En général, la majorité des auditeurs voient en vous un musicien de « Free Jazz », un musicien – contemporain ». Mais peut-être avant tout cela êtes-vous surtout un musicien de la Nouvelle-Orléans?

• Je trouve cette question très intéressante… Je pense en effet que la Nouvelle-Orléans joue un rôle considérable en ce qui concerne mes motivations esthétiques fondamentales. Vous pouvez reconnaître ce parfum de la Nouvelle-Orléans dans une certaine façon de phraser qui est mienne, ou par exemple dans une certaine qualité de vibrato. C’est le genre d’endroit dont, où qu’on aille, on ne peut jamais s’échapper. C’est une sorte de lieu magique qui vous colle toujours à la peau et où l’on a toujours besoin de venir se retremper. J’y ai passé Noël dernier et j’y retournerai à Pâques. Mais je n’ai pas pu assister à Mardi-Gras depuis 1959, ni là ni à Haïti où se déroulent des cérémonies similaires. Ceci dit, quant à y vivre, je ne saurais y penser parce qu’il n’y a pas sur place de débouchés assez importants pour ma créativité.

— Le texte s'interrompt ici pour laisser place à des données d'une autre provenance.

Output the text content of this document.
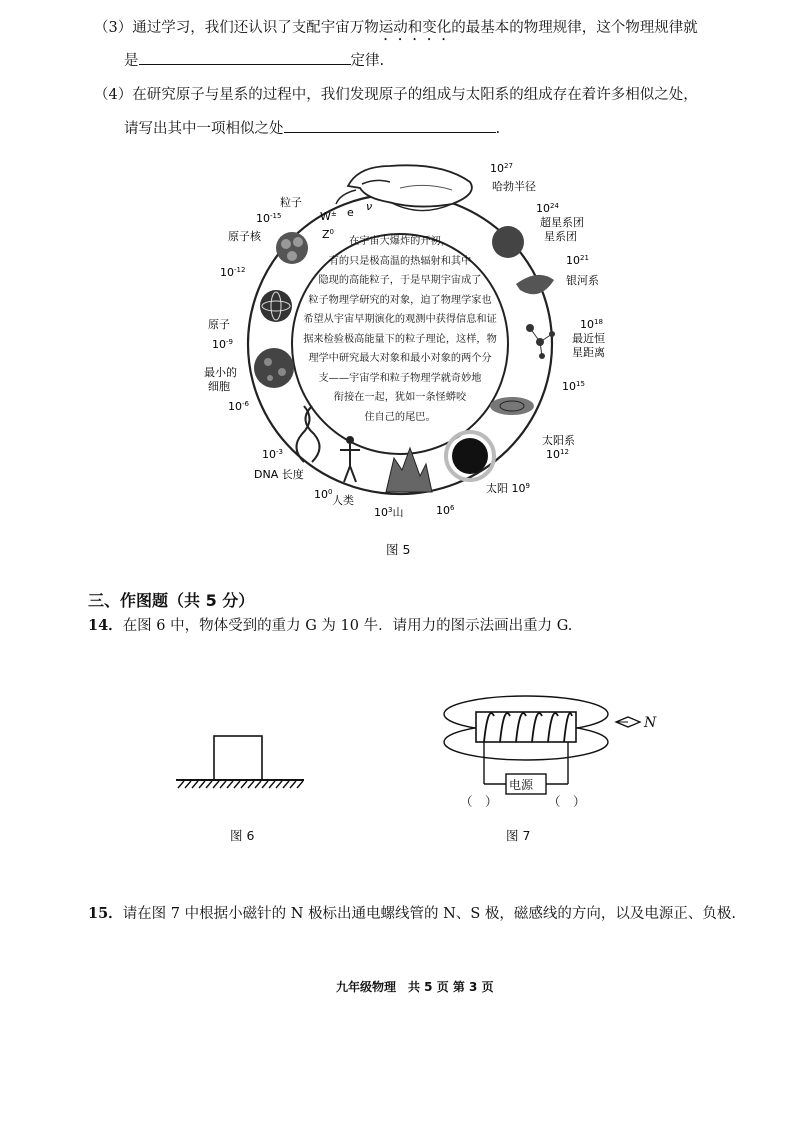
（3）通过学习，我们还认识了支配宇宙万物运动和变化的最基本的物理规律，这个物理规律就
是	定律.
（4）在研究原子与星系的过程中，我们发现原子的组成与太阳系的组成存在着许多相似之处，
请写出其中一项相似之处	.
W± e ν
$Z^0$
粒子
$10^{-15}$
原子核
$10^{-12}$
原子
$10^{-9}$
最小的
细胞
$10^{-6}$
$10^{-3}$
DNA 长度
$10^0$
人类
$10^3$山	$10^6$
太阳 $10^9$
太阳系
$10^{12}$
$10^{15}$
$10^{18}$
最近恒
星距离
$10^{21}$
银河系
$10^{24}$
超星系团
星系团
$10^{27}$
哈勃半径
在宇宙大爆炸的开初，
有的只是极高温的热辐射和其中
隐现的高能粒子，于是早期宇宙成了
粒子物理学研究的对象，迫了物理学家也
希望从宇宙早期演化的观测中获得信息和证
据来检验极高能量下的粒子理论，这样，物
理学中研究最大对象和最小对象的两个分
支——宇宙学和粒子物理学就奇妙地
衔接在一起，犹如一条怪蟒咬
住自己的尾巴。
图 5
三、作图题（共 5 分）
14．在图 6 中，物体受到的重力 G 为 10 牛．请用力的图示法画出重力 G.
图 6
电源
N
（　）	（　）
图 7
15．请在图 7 中根据小磁针的 N 极标出通电螺线管的 N、S 极，磁感线的方向，以及电源正、负极.
九年级物理　共 5 页 第 3 页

Je pense également que dans l’esprit du public, votre image est toujours associée à celle du Noah Howard-Frank Wright Quartet… Cependant, depuis cette époque, votre musique a changé, n’est-ce pas ?

• Oui, mais on peut même aller plus loin et remarquer, rien qu’à l’écoute des disques que j’ai gravés au sein du Frank Wright Quartet, une différence d’idéologie entre nous. C’était une période très intéressante pour tous, mais il n’en est pas moins vrai que nous suivions chacun des voies personnelles.

On n’a jamais très bien su en fait qui dirigeait ce quartette : était-ce vous ou’ était-ce Frank ?

• Nous le co-dirigions tous les deux. En fait, Frank et moi nous battions chacun dans notre coin à New York ; un beau jour nous nous sommes dits : « Pourquoi ne pas produire nos efforts en commun ? ». Il y a d’autres choses qu’on ne sait pas, par exemple que Muhhamad Ali avait travaillé régulièrement avec moi bien avant que Frank ne débarquât à New York, à l’époque où il était encore à Cleveland. Quant à Bobby Few, il est arrivé à New York, sensiblement à la même époque que Frank, fin 65/début 66.

A cette époque, vous avez enregistré pour la marque de Leroy Jones, Jihad ?

• Non, cet enregistrement a eu lieu un peu plus tard, vers 1968. Y participèrent Don Pullen, Don Ayler, Reggie Workman, Norris Jones (Sirone), Muhammad et moi-même… Je suppose que Leroy Jones possède toujours ces bandes. A cette époque, il tentait l’expérience de fonder se propre marque de disques, dont je crois n’a jamais été édité qu’un album sous le nom de Sunny Murray (1).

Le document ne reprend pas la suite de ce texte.